Both here and in Beethoven after intermission the orchestra played superbly. It’s an especial pleasure to watch a conductor who knows what his left hand is for. Blessedly immune from what Adrian Boult used to call “the Grecian vase effect,” Chagnard eschews counterproductive doubling of gesture in favor of due emphasis on expressive nuance and molding of phrases. When are we going to hear him guest-conducting the Seattle Symphony? His Eroica was a reading of rare rhythmic impulse and, again, clarity of texture, firmly underpinned by Todd Larsen’s and Anna Doak’s skillful negotiation of that notorious intonation trap–a double-bass part played by just two instruments. Shannon Spicciati and Darrin Thaves contributed some delectable oboe and flute solos, and the horn section played like true virtuosos in the trio of the scherzo. An interesting touch was to play one of the first variations in the finale with solo strings, an effect for which some warrant can be found in the textual sources.
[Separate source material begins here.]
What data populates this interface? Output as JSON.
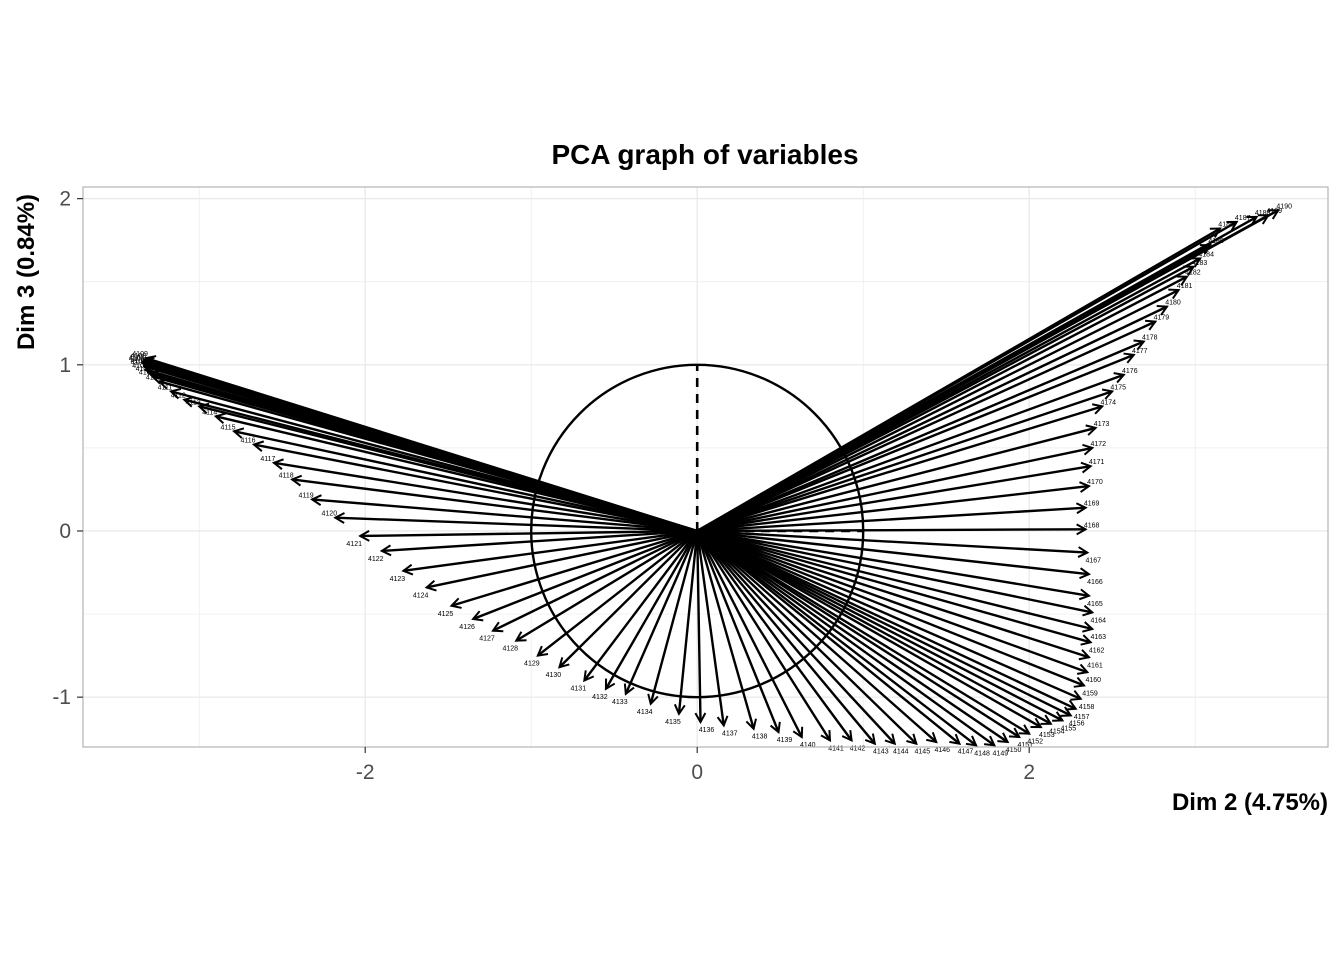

It could be said that this was a daylight Eroica, somewhat short of mystery. The trick in conducting classical symphonies is to establish a fruitful symbiosis between unity of form and variety of expression. Chagnard came down fairly firmly on the side of unity, and there were one or two moments when I could have wished for a little more flexibility of pulse. But no matter: this was a performance emphasizing once more that he and the Sinfonietta are a combined force to be reckoned with on today’s orchestral scene.

Bernard Jacobson

A shorter version of this review appeared in the Seattle Times.